Um den gleichen Rausch mit den Hanf Krafttropfen zu erzielen, wie durch einen Joint mit hochwertigem Gras, müsse man 30 Flaschen konsumieren, machte Veit deutlich. Dazu komme aber eine Besonderheit bei CBD-Produkten, zu der Rechtsanwalt Niermann den Sachverständigen Veit befragte. Demnach ergeben aktuelle wissenschaftliche Erkenntnisse einen Hinweis darauf, dass THC und CBD im Körper auf die gleichen Rezeptoren andockt. Durch die hohe Konzentration an CBD blieb dem THC weniger Möglichkeit an die Rezeptoren anzuschließen, wodurch nur eine geringere Menge THC überhaupt eine berauschende Wirkung entfalten könne. Durch diesen dämpfenden Effekt, seien 60 Flaschen von den Hanf Krafttropfen erforderlich. Als aktivierender Trägerstoff seien zudem Fette notwendig. Außerdem könne der THC-Gehalt nicht immer vollwertig berücksichtigt werden, da die THC-Säure ein inaktiver Bestandteil des THC sei, welcher überhaupt erst durch Erhitzen aktiviert werde, wodurch es aber schon zu dem beschriebenen Verlust komme. Da die Hanf Krafttropfen für 30 Euro verkauft wurden, wäre bei diesem eher theoretischen Ansatz durch einen Kauf von 30 Flaschen eine Investition von 900 Euro erforderlich, hingegen der Joint bei einem Straßenpreis von 10 Euro bereits erhältlich. „Wir haben keine Ausführungen gehört, wie man sich mit den Produkten sinnhaft berauschen kann“, sagte Rechtsanwalt Lindemann im Gerichtssaal.

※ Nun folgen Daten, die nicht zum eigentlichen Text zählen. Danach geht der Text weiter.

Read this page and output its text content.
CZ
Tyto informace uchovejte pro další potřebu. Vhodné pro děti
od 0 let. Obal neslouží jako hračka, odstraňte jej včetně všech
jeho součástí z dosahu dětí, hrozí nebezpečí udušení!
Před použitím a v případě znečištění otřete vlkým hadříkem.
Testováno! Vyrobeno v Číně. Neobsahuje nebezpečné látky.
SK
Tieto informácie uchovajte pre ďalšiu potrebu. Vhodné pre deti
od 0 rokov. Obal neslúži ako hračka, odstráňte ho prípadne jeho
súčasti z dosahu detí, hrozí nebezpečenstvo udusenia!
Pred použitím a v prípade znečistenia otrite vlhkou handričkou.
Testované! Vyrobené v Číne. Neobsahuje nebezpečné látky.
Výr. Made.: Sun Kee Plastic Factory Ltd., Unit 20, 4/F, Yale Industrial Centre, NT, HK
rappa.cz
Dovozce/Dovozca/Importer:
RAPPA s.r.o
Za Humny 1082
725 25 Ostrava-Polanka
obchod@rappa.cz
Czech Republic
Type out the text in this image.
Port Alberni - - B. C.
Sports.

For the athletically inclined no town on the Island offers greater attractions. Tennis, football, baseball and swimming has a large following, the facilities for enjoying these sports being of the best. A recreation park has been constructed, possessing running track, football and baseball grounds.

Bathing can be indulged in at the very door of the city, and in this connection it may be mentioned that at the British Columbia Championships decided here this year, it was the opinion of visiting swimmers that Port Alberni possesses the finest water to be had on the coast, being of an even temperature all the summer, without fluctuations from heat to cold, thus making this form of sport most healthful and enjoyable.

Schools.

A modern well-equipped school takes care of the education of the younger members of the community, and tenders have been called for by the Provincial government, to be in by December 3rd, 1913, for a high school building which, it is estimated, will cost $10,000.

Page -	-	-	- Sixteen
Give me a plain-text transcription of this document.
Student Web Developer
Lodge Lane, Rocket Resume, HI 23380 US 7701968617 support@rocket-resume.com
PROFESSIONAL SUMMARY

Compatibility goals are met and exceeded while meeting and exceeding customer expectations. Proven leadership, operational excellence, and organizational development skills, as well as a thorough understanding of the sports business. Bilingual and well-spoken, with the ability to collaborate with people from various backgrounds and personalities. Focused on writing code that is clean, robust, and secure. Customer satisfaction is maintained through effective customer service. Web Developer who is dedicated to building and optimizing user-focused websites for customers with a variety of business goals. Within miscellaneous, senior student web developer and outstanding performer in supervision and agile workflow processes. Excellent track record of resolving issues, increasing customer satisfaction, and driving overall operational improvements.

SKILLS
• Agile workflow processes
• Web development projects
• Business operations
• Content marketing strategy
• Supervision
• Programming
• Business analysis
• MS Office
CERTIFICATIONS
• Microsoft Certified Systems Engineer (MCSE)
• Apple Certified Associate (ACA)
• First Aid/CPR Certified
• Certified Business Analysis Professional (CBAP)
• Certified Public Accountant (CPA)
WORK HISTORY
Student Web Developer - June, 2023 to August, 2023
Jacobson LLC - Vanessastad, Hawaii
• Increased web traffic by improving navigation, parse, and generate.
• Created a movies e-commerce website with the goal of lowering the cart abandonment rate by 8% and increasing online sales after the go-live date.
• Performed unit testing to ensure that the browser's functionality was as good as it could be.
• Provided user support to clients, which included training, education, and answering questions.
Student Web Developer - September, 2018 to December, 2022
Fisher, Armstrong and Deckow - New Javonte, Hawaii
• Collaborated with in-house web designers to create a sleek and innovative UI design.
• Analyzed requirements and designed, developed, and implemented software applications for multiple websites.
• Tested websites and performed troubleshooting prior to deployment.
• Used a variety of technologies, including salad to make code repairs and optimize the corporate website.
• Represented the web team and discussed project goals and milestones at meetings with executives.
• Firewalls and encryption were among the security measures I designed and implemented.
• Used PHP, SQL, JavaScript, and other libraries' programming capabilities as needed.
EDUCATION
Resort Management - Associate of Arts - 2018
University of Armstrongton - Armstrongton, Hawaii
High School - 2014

Es gilt das Gesetz zu verteidigen

Sichtlich erleichtert nach dem Freispruch: Marc Graf, Kerim Viebrock, Philipp Gärtner. (v.l.)

Richter Mazur und Staatsanwalt Greyer wiesen während der Verhandlung darauf hin, dass das geltende Gesetz zur Tatzeit anzuwenden ist. Die Cannabis-Unternehmer hatten bereits einen Tag zuvor auf ihrer Pressekonferenz auf die beabsichtigte Legalisierung von Cannabis in Deutschland hingewiesen und die Frage aufgeworfen, wieso man jetzt noch mit voller Härte des Gesetzes bestrafen muss, wenn es in der Gesellschaft in Deutschland bereits einen breiten Konsens für die Legalisierung von Cannabis gibt. „Obwohl wir politisch und gesellschaftlich kurz vor einer Legalisierung von Cannabis entstehen. Also sogar selbst berauschenden Hanf für Genusszwecke freigeben wollen. Sollte es dann nicht jetzt möglich sein, de facto rauschfreien Nutzhanf und seine Erzeugnisse zu vermarkten ohne Maßnahmen der Justiz fürchten zu müssen?“, schrieben sie in einer am Vortag veröffentlichten Pressemitteilung. „Mittlerweile ist es viel mehr eine aktivistische als unternehmerische Arbeit.“, hieß es auf der Pressekonferenz, und dies war nicht geplant, sondern den Umständen geschuldet, sagen sie. Die Staatsanwaltschaft warf ihnen Aktionismus vor. Staatsanwalt Greyer bemängelte die aggressive Pressearbeit des Unternehmens und wies explizit auf die gestrige Pressekonferenz von Green Pioneers hin. Dort hat Gärtner wiederholt von gesundheitsfördernden Eigenschaften der Produkte gesprochen – aber auf der anderen Seite schließe er eine Rauschwirkung aus. Somit würden stets nur die vorteilhaften Argumente hervorgebracht. Verteidiger Lindemann hielt dem entgegen, dass Aktionismus nicht strafbar sei. Mit Blick auf die Gesetzesgültigkeit und die Bindung des Richters daran, lässt sich diese in Artikel 20 Absatz 3 und Artikel 101 Absatz 1 Satz 2 des Grundgesetzes (GG) finden. Gesetze für ungültig erklären, kann aber nur das Bundesverfassungsgericht in Karlsruhe. Und dort sind derzeit vier Fremdverfahren, unter anderem eine Richtervorlage vom Bernauer Amtsrichter Andreas Müller, anhängig. Die Verteidigung rechne um Ostern mit einer Entscheidung oder einem Signal zum Thema Cannabis aus Karlsruhe zu den vier Fremdverfahren.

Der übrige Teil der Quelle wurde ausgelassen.